In Australia, 2011 was a year where natural disasters were almost matched by political turmoil, and where the quiet dignity of a couple who lost their 13-year-old son in dreadful circumstances stood out amid the brouhaha over royal and celebrity visits.
It was a year in which the final act of the Melbourne underworld saga was played out as serial murder was being committed in the Sydney suburbs.
Australia lost the Ashes and some of its best-loved figures, including painter Margaret Olley, but won the Tour de France, the US Open and a Nobel prize.
Several Australian icons took a battering. Beer-maker Fosters was taken over by the London brewing giant SAB Miller, the national airline Qantas was widely panned for grounding its worldwide fleet during an industrial dispute and Rupert Murdoch, the News Ltd chairman, was supplanted as Australia's wealthiest businessman by iron ore magnate Andrew "Twiggy" Forrest.
The wrath of nature dominated the start of the year, when the worst floods in Queensland's history swamped much of the state, displacing hundreds of thousands of people and claiming more than a dozen lives in the Lockyer Valley, west of Brisbane, before inundating the city itself. A fortnight later, powerful Cyclone Yasi bore down on north Queensland, but thanks to a last-minute swerve avoided heavily populated areas.
Victoria, too, had severe floods in early 2011; on the other side of the country, more than 70 homes were destroyed in the Perth Hills by a bushfire started by sparks from an angle-grinder.
Western Australia also ended the year fighting fire - a controlled burn that got away in Margaret River, wiping out more than 40 properties.
The calm resolve of Queensland Premier Anna Bligh in the face of calamity won her many plaudits, and stood in contrast to Julia Gillard's more pedestrian response.

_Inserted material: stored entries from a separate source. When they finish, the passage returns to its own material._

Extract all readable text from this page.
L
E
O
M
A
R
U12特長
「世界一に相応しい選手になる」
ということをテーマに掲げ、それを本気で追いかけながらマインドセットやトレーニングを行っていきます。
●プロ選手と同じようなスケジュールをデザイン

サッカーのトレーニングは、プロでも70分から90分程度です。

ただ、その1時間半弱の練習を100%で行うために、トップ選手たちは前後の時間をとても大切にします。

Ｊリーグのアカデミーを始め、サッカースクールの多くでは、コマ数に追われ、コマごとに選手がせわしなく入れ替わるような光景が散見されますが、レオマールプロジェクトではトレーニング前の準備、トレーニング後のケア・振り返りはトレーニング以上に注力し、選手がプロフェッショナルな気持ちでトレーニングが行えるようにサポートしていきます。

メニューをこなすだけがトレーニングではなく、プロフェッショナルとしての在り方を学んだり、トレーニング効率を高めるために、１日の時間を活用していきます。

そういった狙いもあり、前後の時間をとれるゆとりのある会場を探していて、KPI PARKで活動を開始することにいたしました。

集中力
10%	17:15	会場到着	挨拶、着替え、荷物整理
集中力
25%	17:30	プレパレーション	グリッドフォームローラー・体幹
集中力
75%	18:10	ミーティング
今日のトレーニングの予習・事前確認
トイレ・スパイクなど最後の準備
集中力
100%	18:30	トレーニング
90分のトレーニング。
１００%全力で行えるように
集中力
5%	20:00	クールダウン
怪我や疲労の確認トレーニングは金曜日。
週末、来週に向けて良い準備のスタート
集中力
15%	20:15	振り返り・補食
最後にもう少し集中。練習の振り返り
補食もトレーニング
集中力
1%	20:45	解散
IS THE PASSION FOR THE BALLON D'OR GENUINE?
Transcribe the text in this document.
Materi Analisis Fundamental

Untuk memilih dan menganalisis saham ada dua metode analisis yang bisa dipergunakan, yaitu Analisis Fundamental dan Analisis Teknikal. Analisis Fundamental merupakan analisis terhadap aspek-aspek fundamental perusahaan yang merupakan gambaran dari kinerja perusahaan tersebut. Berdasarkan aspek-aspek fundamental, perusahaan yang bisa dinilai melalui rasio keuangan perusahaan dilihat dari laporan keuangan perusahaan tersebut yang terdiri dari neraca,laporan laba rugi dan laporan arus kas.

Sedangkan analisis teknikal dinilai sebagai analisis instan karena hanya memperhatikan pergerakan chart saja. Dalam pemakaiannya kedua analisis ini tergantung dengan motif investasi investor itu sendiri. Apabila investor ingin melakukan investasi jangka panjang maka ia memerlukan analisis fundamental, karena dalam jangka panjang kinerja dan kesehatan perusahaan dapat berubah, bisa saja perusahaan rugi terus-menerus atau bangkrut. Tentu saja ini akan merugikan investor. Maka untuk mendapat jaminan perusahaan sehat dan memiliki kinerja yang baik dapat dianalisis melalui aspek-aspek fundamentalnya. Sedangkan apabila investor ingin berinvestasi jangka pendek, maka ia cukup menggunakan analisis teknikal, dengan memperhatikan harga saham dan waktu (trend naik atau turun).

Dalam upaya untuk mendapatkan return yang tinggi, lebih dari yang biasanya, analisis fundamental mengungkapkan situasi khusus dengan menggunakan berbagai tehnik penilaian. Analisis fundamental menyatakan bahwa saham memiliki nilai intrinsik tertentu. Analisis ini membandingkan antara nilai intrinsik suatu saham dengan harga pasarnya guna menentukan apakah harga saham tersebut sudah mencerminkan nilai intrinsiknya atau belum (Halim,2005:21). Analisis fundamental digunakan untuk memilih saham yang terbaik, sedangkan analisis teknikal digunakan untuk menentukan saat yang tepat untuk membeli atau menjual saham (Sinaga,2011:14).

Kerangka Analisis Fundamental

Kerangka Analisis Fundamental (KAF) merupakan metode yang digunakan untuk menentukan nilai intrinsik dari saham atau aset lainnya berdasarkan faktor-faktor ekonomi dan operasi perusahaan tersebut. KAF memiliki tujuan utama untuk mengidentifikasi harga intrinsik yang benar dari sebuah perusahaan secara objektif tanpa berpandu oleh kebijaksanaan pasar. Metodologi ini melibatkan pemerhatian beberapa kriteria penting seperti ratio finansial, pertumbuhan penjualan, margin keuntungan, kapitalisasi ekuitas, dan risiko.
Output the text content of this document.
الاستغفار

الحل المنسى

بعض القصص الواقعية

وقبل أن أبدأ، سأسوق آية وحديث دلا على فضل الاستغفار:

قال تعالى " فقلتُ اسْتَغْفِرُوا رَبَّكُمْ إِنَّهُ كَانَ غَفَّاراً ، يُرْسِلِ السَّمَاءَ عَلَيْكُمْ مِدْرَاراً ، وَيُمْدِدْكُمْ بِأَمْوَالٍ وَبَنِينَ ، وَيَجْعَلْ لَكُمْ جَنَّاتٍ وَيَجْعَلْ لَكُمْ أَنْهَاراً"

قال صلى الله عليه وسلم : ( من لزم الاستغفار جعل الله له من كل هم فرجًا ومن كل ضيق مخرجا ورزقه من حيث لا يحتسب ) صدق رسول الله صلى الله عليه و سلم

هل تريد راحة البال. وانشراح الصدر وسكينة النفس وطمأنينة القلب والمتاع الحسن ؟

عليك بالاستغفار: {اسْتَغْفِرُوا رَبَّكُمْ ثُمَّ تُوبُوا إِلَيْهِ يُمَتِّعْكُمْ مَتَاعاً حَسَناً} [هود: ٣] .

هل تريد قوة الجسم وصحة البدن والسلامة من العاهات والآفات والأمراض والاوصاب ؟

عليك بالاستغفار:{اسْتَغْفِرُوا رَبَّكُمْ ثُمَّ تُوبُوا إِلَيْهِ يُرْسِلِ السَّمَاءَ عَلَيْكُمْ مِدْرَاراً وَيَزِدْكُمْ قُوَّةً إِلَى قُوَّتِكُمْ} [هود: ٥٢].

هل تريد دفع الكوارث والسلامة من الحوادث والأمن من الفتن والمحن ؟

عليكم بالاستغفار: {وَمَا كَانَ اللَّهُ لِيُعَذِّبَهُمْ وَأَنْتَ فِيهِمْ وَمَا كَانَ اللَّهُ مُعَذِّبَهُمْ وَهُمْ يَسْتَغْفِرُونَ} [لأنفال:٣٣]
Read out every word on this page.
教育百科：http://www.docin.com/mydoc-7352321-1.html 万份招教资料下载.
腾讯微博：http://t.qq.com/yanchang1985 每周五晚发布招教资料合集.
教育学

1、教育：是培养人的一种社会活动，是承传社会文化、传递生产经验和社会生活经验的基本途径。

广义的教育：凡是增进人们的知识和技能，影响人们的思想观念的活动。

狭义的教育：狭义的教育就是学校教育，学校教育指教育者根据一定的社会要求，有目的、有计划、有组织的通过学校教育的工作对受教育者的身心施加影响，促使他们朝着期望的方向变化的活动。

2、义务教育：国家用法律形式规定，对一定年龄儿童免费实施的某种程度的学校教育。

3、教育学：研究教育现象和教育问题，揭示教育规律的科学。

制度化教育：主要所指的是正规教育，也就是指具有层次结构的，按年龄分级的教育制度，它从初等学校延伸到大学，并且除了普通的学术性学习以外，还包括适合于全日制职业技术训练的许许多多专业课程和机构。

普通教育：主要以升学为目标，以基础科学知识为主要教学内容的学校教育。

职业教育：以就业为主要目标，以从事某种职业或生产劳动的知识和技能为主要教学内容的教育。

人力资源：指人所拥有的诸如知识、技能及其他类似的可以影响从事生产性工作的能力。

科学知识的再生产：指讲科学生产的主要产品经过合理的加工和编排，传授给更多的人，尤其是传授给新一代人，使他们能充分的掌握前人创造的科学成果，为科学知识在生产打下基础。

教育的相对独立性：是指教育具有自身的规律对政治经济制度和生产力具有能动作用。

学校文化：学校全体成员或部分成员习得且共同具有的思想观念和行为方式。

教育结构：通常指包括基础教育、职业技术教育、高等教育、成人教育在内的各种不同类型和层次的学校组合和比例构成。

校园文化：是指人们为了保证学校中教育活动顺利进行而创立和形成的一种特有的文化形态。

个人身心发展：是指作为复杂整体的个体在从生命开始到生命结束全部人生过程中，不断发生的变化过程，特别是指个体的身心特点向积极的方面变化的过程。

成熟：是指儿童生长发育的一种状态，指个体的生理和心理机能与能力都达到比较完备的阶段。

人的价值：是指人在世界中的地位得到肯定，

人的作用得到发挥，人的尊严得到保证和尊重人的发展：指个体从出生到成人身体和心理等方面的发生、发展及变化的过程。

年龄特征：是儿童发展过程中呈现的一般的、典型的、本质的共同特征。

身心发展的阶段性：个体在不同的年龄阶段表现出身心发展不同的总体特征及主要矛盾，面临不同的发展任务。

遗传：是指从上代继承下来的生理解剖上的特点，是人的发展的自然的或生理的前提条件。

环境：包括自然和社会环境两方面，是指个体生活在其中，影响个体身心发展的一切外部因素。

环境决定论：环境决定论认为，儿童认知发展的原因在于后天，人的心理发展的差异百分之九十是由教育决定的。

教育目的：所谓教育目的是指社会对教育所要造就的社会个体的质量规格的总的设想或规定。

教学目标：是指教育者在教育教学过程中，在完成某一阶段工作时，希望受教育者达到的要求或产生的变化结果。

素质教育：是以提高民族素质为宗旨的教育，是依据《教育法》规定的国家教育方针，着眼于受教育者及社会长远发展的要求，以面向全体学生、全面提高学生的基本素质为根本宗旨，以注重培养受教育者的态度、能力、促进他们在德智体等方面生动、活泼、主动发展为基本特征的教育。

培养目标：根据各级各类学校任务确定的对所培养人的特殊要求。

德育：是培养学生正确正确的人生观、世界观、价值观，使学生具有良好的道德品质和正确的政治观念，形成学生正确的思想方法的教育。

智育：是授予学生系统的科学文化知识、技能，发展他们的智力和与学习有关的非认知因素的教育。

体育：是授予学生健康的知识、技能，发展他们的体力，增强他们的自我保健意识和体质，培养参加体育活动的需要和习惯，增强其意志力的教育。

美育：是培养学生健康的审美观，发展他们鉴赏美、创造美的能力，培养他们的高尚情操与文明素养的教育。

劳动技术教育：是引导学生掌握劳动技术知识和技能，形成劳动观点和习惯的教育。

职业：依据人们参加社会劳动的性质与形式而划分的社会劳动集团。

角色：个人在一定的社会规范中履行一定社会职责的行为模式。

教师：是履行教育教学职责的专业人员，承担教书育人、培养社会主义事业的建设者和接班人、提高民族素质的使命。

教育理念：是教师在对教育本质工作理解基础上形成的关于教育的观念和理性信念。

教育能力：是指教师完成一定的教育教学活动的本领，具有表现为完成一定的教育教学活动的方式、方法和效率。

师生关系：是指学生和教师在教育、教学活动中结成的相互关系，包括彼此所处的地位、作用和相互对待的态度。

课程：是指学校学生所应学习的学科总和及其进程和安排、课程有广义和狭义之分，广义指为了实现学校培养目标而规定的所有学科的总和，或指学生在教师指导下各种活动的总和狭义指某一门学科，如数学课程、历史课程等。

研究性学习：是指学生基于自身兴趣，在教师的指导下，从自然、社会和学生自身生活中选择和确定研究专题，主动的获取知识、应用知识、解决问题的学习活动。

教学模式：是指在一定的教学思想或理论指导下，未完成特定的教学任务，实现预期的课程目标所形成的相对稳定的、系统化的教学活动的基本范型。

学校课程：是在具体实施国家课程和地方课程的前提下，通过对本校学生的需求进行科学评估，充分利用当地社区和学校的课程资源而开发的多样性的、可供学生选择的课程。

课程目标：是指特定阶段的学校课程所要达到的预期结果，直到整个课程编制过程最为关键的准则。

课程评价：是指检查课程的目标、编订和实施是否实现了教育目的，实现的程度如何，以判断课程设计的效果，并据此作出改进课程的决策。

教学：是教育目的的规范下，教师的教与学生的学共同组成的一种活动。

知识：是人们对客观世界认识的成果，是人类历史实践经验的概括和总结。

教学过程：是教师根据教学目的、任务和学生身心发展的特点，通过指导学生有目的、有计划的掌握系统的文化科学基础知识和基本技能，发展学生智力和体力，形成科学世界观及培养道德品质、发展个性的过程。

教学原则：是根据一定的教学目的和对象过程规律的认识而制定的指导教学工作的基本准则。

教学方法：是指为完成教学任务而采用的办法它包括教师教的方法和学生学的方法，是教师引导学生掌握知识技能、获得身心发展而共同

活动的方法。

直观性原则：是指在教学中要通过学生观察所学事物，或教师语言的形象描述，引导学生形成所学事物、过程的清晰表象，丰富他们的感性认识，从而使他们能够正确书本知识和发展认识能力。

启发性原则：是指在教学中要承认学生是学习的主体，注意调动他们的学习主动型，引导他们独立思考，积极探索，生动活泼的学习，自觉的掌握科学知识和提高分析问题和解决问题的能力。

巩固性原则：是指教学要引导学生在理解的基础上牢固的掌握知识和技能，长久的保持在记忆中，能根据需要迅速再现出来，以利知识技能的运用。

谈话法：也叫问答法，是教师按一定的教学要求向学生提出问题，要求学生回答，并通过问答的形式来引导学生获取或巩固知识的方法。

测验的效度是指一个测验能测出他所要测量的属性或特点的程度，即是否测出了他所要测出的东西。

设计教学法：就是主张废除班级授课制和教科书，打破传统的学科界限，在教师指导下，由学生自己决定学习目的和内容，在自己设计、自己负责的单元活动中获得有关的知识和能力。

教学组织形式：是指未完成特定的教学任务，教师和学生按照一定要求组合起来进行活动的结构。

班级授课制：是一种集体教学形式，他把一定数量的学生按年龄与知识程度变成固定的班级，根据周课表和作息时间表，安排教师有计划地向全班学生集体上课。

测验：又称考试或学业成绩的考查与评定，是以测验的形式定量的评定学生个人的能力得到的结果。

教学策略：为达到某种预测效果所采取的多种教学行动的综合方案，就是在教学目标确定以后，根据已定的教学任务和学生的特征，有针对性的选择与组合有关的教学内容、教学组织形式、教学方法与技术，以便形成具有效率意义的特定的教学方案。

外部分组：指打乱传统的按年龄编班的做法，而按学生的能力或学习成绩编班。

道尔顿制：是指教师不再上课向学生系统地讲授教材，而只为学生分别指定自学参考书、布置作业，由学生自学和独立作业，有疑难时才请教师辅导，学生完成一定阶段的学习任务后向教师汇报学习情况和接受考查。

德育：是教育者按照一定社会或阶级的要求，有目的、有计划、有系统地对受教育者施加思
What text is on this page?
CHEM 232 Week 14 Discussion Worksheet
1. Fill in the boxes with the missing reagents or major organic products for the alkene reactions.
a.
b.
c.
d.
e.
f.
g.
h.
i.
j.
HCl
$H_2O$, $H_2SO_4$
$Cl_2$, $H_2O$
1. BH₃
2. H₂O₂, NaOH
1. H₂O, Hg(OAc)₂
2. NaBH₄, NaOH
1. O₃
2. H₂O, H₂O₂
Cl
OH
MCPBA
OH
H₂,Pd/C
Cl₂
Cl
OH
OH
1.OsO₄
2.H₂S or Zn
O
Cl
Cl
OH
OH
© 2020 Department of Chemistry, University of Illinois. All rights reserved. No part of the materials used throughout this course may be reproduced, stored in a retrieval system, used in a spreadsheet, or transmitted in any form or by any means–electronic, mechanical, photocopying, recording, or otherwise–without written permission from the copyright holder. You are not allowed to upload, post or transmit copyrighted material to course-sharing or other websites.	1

It was something of an annus horribilis for the Prime Minister, who plumbed new depths of unpopularity and endured near-constant rumblings of a possible leadership challenge, focused on her predecessor, Kevin Rudd.
Gillard, who declared 2011 her "year of decision and delivery", did push through several significant pieces of legislation, including laws establishing a carbon tax and plain packaging for tobacco. But the toxic issue of asylum-seekers dogged her without respite - the Government was forced to abandon offshore processing after the High Court overturned plans for a "refugee swap" with Malaysia.
Flood-ravaged areas received a morale boost when Prince William flew out to meet victims shortly before marrying Catherine Middleton.
He was followed to Australia by his grandmother, the Queen, who opened the Commonwealth Heads of Government Meeting in Perth in October, and by President Barack Obama, who announced an expanded United States military presence which would station thousands of Marines in Darwin.
The Dalai Lama also visited, as did US reality TV star Kim Kardashian, fresh from announcing her divorce from pro basketball player Kris Humphries. Kardashian dried her tears long enough to launch a new handbag range, earning herself a spot on an Immigration Department watchlist - she entered the country on a tourist visa.
Melbourne underworld matriarch Judy Moran was jailed for 26 years for ordering the murder of her brother-in-law, Des Moran.
Two crimes committed in Sydney shocked the nation - a fire at a nursing home which killed 11 residents and allegedly set by a nurse, Roger Dean, and the imprisonment of schoolgirl Madeleine Pulver, who had a fake collar bomb strapped to her neck by an alleged extortionist, Paul Peters.
Pulver escaped unharmed, if traumatised. For Denise and Bruce Morcombe, whose son, Daniel, disappeared eight years ago, 2011 brought some closure but no end to their grief. Daniel's body was found, in bushland in the Sunshine Coast hinterland, and a 41-year-old Perth man was charged with his abduction and murder.
The Australian military had a torrid year, losing 11 soldiers in Afghanistan and enduring a series of scandals including the jailing of a senior Navy officer for repeatedly spanking a young female sailor.
It was also announced that women will be allowed to serve in combat roles within five years.
Australians mourned the deaths of, among others, 110-year-old British-born Claude Choules, the last known World War I combat veteran, Lionel Rose, the Aboriginal world champion boxer, and Aboriginal rugby league legend Arthur Beetson.
Celebrity-watchers lapped up the news that Shane Warne and Liz Hurley are to wed, while sports fans celebrated Cadel Evans' Tour de France victory and Samantha Stosur's US Open win.
And Professor Brian Schmidt, an astrophysicist at the Australian National University, won the Nobel prize for physics.